In case, wildcard DNS is not available, individual records as below are needed.

api.company.example.com
backend.company.example.com
console.company.example.com
fluentd-aggr.company.example.com
kibana.company.example.com
ops-console.company.example.com
rcr.company.example.com
regauth.company.example.com
registry.company.example.com
*.connector.cdrelay.company.example.com
*.connector.infrarelay.example.com
*.core.company.example.com
*.core-connector.company.example.com
*.kubeapi-proxy.company.example.com
*.user.company.example.com
*.user.cdrelay.company.example.com
*.user.infrarelay.company.example.com

Logo (Optional)

Provide a company logo of size less than 200KB in png format for white labeling and branding purposes.


X509 Certificates (Optional)

The controller uses TLS for secure communication. As a result, x509 certificates are required to secure all endpoints. Customers are expected to provide a trusted CA signed wildcard certificate for the target DNS (e.g. *.rafay.example.com)
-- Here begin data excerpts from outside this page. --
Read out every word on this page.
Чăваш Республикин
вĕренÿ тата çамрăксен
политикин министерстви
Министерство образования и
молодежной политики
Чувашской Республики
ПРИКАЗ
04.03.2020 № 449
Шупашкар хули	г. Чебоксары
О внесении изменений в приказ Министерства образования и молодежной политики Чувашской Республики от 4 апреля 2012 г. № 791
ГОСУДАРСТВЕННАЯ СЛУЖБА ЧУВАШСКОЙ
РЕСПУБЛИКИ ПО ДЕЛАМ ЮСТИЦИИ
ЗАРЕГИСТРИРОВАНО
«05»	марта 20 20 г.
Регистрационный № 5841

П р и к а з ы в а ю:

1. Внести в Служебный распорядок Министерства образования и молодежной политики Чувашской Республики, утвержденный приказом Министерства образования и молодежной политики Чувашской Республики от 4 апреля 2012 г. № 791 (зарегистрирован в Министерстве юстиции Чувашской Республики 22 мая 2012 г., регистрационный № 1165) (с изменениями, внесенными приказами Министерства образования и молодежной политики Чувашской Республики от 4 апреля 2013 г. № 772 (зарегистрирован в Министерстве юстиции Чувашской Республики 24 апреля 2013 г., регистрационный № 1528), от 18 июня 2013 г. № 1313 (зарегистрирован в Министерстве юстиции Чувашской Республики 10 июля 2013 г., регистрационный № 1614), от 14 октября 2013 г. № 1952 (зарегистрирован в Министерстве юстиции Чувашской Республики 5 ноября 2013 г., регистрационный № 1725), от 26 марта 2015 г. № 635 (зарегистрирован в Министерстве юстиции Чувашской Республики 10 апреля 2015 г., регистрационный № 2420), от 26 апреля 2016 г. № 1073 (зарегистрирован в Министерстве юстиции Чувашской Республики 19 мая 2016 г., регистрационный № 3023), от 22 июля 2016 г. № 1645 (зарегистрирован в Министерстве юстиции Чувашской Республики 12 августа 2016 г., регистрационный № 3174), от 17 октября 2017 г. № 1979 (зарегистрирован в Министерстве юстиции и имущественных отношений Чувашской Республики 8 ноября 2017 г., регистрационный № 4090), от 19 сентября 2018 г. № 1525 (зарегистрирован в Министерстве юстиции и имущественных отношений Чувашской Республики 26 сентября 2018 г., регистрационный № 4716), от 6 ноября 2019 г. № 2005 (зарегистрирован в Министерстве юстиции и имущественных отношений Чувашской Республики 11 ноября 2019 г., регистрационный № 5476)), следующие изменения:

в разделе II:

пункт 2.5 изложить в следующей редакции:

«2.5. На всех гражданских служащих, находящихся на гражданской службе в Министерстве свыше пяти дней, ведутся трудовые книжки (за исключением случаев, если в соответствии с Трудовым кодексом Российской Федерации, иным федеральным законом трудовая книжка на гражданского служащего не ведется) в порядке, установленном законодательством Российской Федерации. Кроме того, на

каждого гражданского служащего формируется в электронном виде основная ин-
For non-prod/internal to org scenarios, if signed certificates are not available, the controller can generate self-signed certificates automatically. This can be achieved by setting the “generate-self-signed-certs” key to “True” in config.yaml during installation.


Email Addresses

The installation also requires below email addresses.

  • Super user authentication to the controller’s admin
  • Controller support
  • Receive alerts and notifications (Optional)

Note: Although not ideal, it is possible to specify the same email address for all three.


External Load Balancer (Optional)

The controller supports using an external load balancer (LB) for SSL termination. This requires an LB to be used by the frontend services of the controller for TLS traffic termination using SSL certificates, while another LB is used for mTLS endpoints for SSL bypass.

To use an LB, the following override-config must be enabled in the config.yaml file.

override-config.global.external_lb: true

Backup and Restore

Organizations should have a backup and restore process for their existing bare metal and virtual machine environments. It is recommended that users follow their organization's processes.